Published online by Cambridge University Press: 15 August 2009
As we have seen, political repression, utopian urgency, dogmatic formalism, and state-sponsored relocations affected and distorted Chinese relationships with nature during the Mao years. Maoist controls interfered with deep cultural traditions such as the intellectual's duty to speak out in order to help top leaders become better governors, while Mao's disrespect for scientific principles and ambition to transform the country in a great leap led China on a self-destructive rush toward ecosystem collapse and famine.

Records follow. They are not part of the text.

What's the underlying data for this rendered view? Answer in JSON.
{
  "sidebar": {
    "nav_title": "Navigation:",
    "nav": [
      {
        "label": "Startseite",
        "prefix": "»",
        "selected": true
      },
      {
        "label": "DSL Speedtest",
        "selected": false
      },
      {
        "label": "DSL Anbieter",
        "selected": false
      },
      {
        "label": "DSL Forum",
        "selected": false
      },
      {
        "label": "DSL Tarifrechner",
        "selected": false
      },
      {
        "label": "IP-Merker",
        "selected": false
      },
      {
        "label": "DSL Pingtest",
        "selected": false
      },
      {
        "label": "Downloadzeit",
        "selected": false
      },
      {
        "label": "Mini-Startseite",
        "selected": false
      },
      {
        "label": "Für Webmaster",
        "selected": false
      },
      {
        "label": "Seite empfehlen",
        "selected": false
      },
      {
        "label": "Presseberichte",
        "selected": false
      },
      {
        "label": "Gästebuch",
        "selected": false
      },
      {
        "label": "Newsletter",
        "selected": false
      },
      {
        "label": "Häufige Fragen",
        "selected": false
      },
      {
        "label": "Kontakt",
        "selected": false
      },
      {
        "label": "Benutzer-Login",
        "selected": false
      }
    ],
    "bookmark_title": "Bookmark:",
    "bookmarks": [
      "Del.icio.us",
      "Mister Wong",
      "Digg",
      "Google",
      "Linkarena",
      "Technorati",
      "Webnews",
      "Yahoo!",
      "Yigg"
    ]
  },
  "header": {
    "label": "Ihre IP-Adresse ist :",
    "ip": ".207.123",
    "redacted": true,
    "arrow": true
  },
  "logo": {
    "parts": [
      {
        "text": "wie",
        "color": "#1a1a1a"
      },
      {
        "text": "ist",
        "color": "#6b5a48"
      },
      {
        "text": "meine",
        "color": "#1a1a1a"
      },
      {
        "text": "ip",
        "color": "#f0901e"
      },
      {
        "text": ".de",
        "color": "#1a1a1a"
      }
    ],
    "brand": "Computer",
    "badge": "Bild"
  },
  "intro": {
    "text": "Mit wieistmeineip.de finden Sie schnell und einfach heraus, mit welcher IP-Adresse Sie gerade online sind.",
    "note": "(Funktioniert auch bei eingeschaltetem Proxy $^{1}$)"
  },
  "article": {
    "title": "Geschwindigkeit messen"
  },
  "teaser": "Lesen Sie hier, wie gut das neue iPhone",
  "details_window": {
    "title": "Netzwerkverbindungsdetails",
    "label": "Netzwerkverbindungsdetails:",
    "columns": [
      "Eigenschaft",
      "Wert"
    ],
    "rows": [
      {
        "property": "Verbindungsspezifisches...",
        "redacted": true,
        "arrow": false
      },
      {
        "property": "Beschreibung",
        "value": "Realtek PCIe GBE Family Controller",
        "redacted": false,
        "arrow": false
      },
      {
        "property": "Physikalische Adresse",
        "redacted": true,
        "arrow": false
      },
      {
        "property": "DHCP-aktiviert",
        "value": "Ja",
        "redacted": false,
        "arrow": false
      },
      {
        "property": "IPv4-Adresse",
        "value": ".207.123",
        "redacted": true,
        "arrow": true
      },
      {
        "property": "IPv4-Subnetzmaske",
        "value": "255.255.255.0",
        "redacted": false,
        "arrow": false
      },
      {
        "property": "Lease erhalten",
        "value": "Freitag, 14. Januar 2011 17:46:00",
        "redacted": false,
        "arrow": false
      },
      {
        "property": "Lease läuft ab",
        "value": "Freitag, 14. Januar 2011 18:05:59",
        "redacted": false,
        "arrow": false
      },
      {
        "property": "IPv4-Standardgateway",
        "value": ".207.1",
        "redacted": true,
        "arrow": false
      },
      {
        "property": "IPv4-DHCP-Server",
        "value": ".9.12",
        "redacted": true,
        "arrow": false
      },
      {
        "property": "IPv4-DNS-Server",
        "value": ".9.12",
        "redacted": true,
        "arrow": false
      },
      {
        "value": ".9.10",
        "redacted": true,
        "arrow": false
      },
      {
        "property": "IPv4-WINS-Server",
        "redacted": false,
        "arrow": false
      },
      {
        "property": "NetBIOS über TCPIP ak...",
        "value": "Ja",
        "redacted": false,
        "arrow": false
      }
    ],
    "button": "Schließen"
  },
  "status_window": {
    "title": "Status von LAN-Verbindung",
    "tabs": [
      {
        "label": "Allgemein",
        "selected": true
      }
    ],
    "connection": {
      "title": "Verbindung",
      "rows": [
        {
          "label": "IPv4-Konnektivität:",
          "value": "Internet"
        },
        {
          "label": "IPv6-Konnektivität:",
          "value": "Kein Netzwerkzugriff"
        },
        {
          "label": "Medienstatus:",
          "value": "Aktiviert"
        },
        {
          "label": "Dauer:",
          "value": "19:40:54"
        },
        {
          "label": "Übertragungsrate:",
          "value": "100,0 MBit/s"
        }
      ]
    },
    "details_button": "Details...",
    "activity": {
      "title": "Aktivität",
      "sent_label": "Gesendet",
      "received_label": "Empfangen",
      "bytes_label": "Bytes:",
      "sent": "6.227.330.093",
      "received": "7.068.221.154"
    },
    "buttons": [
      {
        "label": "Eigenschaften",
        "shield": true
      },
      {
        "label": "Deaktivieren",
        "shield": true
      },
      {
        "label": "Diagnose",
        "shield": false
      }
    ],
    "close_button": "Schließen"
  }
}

Local leaders and farmers were forced to implement inappropriate models and were forbidden to continue traditional sustainable practices like planting suitable crops and building terraces judiciously on gentle hillsides. Overemphasis on strategic concerns led to destructive and premature development of the interior, connections to ancestral homelands were ruptured when the state ordered massive population shifts, and military values came to dominate all others. As military discipline, mobilization, regimentation, redeployments, and campaigns moved the Maoist war against nature from the realm of metaphor and propaganda into reality, millions down the chain of command were pressed to obey orders in the service of Maoist goals. The lack of freedom to behave responsibly toward the natural world was a hallmark of the Mao years. However, as I have also indicated, responsibility for these missteps lies with others in addition to the top leadership.
External influences, as well as Chinese traditions, enabled Maoist social control. Environmental problems were profoundly influenced by China's links to Soviet mentors with appetites for grandiose projects and state-led social engineering.